Sneak Peek Into Estimates
We note that the Zacks Consensus Estimate for Apparel and Accessories categories’ revenues for the fiscal first quarter is pegged at $892 million and $113 million each, indicating growth of 2.1% and 0.9%, respectively, from the corresponding year-ago fiscal period’s actuals. The consensus mark for Footwear stands at $324 million, suggesting a drop of 5.5% from the prior-year fiscal quarter’s reading.
The Zacks Consensus Estimate for revenues at North America and Latin America segments is pegged at $920 million and $46.7 million, respectively. These figures suggest an increase of 1.7% and 0.4% each for North America and Latin America from the comparable year-earlier fiscal quarter’s tallies. The Zacks Consensus Estimate for revenues of $195 million and $173 million for EMEA and the Asia-Pacific, respectively, suggests a corresponding decline of 5.8% and 9.9% from the year-ago fiscal period’s actuals.
What Does the Zacks Model Unveil?
Our proven model predicts an earnings beat for Under Armour this time around. The combination of a positive Earnings ESP and a Zacks Rank #1 (Strong Buy), 2 (Buy) or 3 (Hold) increases the chances of an earnings beat. You can uncover the best stocks to buy or sell before they’re reported with our Earnings ESP Filter.
Under Armour has a Zacks Rank #3 and an Earnings ESP of +1.05%.
3 More Stocks With Favorable Combination
Here are three other companies worth considering, as our model shows that these too have the right combination of elements to beat on earnings this reporting cycle:
Callaway Golf ELY has an Earnings ESP of +2.69% and a Zacks Rank #2 at present. ELY is likely to register increases in both the top and the bottom line when it reports second-quarter 2022. The Zacks Consensus Estimate for ELY’s quarterly earnings has been unchanged in the past 30 days at 42 cents per share, suggesting an increase of 16.7% from the year-ago quarter’s reported number.
You can see the complete list of today’s Zacks #1 Rank stocks here.
The Zacks Consensus Estimate for Callaway Golf’s quarterly revenues is pegged at $1.10 billion, indicating a rise of 20.1% from the figure reported in the prior-year quarter. ELY delivered an earnings beat of 955.5%, on average, in the trailing four quarters.
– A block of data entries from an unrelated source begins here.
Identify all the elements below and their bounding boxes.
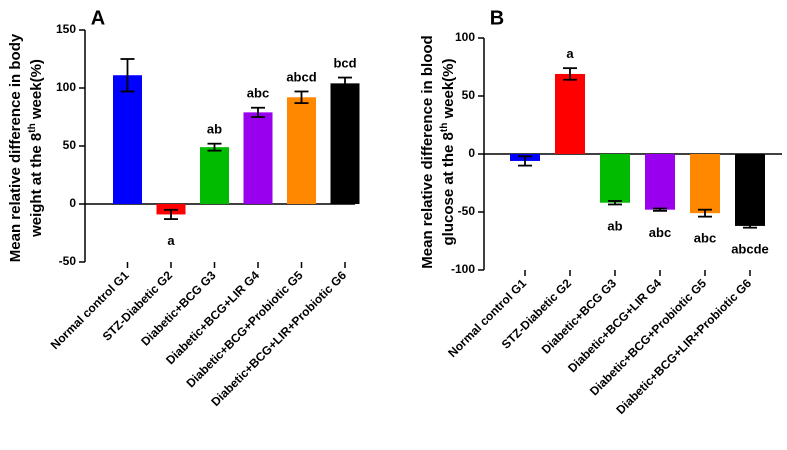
y-axis-label-line-2: weight at the 8th week(%) — [27, 59, 45, 238]
panel-letter: B — [490, 7, 504, 29]
significance-label: abcde — [731, 242, 769, 257]
panel-b-blood-glucose-chart: B -100 -50 0 50 100 Mean relative difference i… — [419, 7, 782, 417]
bar — [200, 147, 229, 204]
y-tick-label: -100 — [451, 262, 475, 276]
y-axis-label-part: weight at the 8 — [28, 133, 45, 238]
x-tick-label: Diabetic+BCG G3 — [138, 268, 219, 349]
bar — [690, 154, 720, 214]
bar — [735, 154, 765, 226]
significance-label: abcd — [286, 69, 316, 84]
y-tick-label: -50 — [59, 254, 77, 268]
y-axis-label-superscript: th — [27, 123, 38, 132]
y-axis-label-line-1: Mean relative difference in body — [7, 33, 24, 262]
significance-label: ab — [207, 122, 222, 137]
significance-label: abc — [649, 225, 671, 240]
x-tick-label: Normal control G1 — [48, 268, 132, 352]
y-tick-label: 50 — [462, 88, 476, 102]
y-tick-label: 0 — [468, 146, 475, 160]
y-tick-label: 150 — [56, 22, 76, 36]
significance-label: a — [167, 233, 175, 248]
y-axis-label-line-2: glucose at the 8th week(%) — [439, 58, 457, 245]
y-tick-label: 50 — [63, 138, 77, 152]
y-axis-label-part: glucose at the 8 — [440, 132, 457, 245]
panel-a-body-weight-chart: A -50 0 50 100 150 Mean relative difference in… — [7, 7, 360, 409]
x-tick-label: Diabetic+BCG G3 — [539, 276, 620, 357]
significance-label: ab — [607, 218, 622, 233]
bar — [555, 73, 585, 154]
significance-label: bcd — [333, 56, 356, 71]
bar — [113, 75, 142, 205]
bar — [600, 154, 630, 203]
y-tick-label: 100 — [56, 80, 76, 94]
bar — [243, 112, 273, 204]
y-axis-label-superscript: th — [439, 123, 450, 132]
panel-letter: A — [91, 7, 105, 29]
x-tick-label: Normal control G1 — [445, 276, 529, 360]
y-axis-label-part: week(%) — [28, 59, 45, 123]
bar — [330, 83, 360, 204]
significance-label: abc — [694, 231, 716, 246]
y-tick-label: -50 — [458, 204, 476, 218]
bar — [287, 97, 316, 204]
significance-label: abc — [247, 86, 269, 101]
significance-label: a — [566, 46, 574, 61]
y-axis-label-part: week(%) — [440, 58, 457, 122]
y-tick-label: 100 — [455, 30, 475, 44]
y-tick-label: 0 — [69, 196, 76, 210]
bar — [645, 154, 675, 210]
y-axis-label-line-1: Mean relative difference in blood — [419, 35, 436, 268]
Ulta Beauty ULTA currently has an Earnings ESP of +2.24% and is currently Zacks #2 Ranked. ULTA is likely to register a bottom-line improvement when it reports second-quarter fiscal 2022 numbers. The Zacks Consensus Estimate for quarterly earnings per share of $4.84 suggests an improvement of 6.1% from the year-ago fiscal quarter’s reported figure.
Ulta Beauty’s top line is expected to rise from the year-ago fiscal quarter’s reported number. The Zacks Consensus Estimate for quarterly revenues stands at $2.20 billion, indicating an improvement of 11.7% from the figure reported in the prior-year fiscal quarter. ULTA has a trailing four-quarter earnings surprise of 49.8%, on average.
Costco COST currently has an Earnings ESP of +1.04% and a Zacks Rank of 2. COST is likely to register a bottom-line increase when it reports fourth-quarter fiscal 2022 numbers. The Zacks Consensus Estimate for quarterly earnings per share of $4.08 suggests an increase of 4.6% from the year-ago fiscal quarter’s reported number.
Costco’s top line is expected to improve from the prior-year fiscal quarter’s reported number. The Zacks Consensus Estimate for quarterly revenues is pegged at $71 billion, suggesting growth of 13.3% from the prior-year fiscal quarter’s reported figure. COST has a trailing four-quarter earnings surprise of 9.7%, on average.